As a consequence of this neglect, mismanagement and muddle, with its fearful result, the absence of any proper defence, the Dutch had been able to sail into the mouth of the Thames and had even penetrated to the Medway. There they destroyed the feeble opposition, captured some of the warships at anchor, burned others, and retreated to sea again in triumph. No wonder a shameful peace had to be made, which was really no peace at all but merely a respite in the war with the United Provinces.
All this John learned from Sidney Godolphin. He had renewed his friendship with the latter immediately upon his return, finding to his surprise that Godolphin too had finished his service as page to Charles and, in addition to being made a groom of the bedchamber, had been given a commission in the army.
‘You have fought for your country?’ John asked him. ‘Where? When?’
‘I have not left these shores,’ Sidney answered. ‘In fact I have but learned that I could make but a very indifferent soldier. However, it is very plain we have not finished with the Dutch, so I
must continue in the hope that I may be of some service unless his Majesty hath other plans for me.’

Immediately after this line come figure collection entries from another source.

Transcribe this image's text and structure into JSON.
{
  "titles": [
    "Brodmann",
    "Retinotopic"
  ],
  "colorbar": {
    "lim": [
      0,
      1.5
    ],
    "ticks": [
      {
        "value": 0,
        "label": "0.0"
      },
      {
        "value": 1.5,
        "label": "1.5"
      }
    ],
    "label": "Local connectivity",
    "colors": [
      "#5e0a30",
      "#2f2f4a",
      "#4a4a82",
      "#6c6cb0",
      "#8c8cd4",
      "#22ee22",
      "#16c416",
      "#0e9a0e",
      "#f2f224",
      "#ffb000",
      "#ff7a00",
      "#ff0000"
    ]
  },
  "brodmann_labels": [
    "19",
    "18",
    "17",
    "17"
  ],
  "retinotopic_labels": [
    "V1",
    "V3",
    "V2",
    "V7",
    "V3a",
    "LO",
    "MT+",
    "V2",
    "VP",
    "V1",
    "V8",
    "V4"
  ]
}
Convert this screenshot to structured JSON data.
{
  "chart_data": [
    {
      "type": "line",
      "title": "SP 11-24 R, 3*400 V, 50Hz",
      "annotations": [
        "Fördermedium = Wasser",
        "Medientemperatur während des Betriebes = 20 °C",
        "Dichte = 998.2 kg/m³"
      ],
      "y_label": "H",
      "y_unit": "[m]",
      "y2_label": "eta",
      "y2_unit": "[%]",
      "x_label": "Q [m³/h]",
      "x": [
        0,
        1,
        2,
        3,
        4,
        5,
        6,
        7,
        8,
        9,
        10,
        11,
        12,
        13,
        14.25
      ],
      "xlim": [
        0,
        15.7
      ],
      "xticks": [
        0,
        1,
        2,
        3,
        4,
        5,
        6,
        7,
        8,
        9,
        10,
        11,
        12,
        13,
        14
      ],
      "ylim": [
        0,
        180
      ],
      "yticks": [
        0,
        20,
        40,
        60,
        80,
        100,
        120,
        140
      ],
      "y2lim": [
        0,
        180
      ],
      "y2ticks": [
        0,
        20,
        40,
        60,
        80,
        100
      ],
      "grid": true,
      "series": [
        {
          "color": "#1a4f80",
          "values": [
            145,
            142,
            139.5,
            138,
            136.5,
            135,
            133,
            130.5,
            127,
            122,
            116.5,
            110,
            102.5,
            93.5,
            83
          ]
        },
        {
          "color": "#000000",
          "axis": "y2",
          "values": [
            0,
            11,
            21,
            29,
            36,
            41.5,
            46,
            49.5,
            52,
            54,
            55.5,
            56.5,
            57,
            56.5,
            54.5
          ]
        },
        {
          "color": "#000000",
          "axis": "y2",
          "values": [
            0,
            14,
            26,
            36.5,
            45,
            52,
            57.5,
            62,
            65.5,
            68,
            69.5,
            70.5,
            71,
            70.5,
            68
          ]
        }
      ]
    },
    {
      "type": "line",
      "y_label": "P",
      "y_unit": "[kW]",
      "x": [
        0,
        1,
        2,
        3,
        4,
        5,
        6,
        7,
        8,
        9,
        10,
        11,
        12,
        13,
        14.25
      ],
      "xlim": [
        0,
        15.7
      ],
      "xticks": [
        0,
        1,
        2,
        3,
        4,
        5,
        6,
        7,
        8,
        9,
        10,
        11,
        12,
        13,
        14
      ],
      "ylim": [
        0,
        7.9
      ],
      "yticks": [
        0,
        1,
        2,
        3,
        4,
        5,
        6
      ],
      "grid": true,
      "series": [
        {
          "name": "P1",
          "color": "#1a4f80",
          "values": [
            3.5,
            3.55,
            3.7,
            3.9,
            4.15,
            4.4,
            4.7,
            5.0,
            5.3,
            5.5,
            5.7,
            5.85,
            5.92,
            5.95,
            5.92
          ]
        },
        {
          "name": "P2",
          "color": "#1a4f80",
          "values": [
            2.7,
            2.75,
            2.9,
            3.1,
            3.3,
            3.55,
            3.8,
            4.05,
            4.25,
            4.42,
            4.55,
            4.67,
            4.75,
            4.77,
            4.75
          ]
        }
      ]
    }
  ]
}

‘While I look to the Duke and like most of my superior officers hope we may find employment abroad. Maybe in France, where I am told King Louis hath set up an English regiment for his coming attack on the old Spanish lands in Flanders, as a way to get at the Dutch.’
Godolphin sighed. ‘You find this country of ours in a poor way, my friend?’
‘Not London,’ John answered, more cheerfully. ‘I always said it would be transformed by the time I came home. And so it is. A grand re-birth. A fine inheritance for those who shall come after. I have walked these new wide streets and looked up to the tall roofs, and wondered how we ever endured the stifling squalor of the old town.’
‘For those who shall come after,’ Godolphin repeated seriously. ‘Who will that be, I wonder?’
‘Why, our heirs when we have them.’
‘The King hath none. You have learned that, have you not?’
John was serious now. ‘Nor His Highness, I have been told. Those two little Dukes are gone. Cambridge was the elder, was he not?’
‘And the Queen barren. No hope there, after so many years. Four sons the Duchess bore to the Duke and all gone. All. While the King’s bastards thrive.’
John laughed. ‘So do my sister’s. A girl as like his Highness as a mirror image and a tiny boy with Arabella’s long face and big mouth.’
‘You have seen her then?’
‘Why not? She is still my sister and I still love her. Also my mother dotes upon her grandchildren. Only my Lady Drake will not have her name mentioned. But the old dragon hath gone to spend her last days at Ashe and those will not be long, I believe.’
Sidney looked thoughtful. ‘Nor in the general opinion will those of her Highness.’
‘The Duchess? She is in truth very ill, then? I did find a great change in her on my return, but thought this merely in contrast to the full-blown beauties I knew abroad.’
‘Not so. It is a wasting from some sickness that hath not been named.’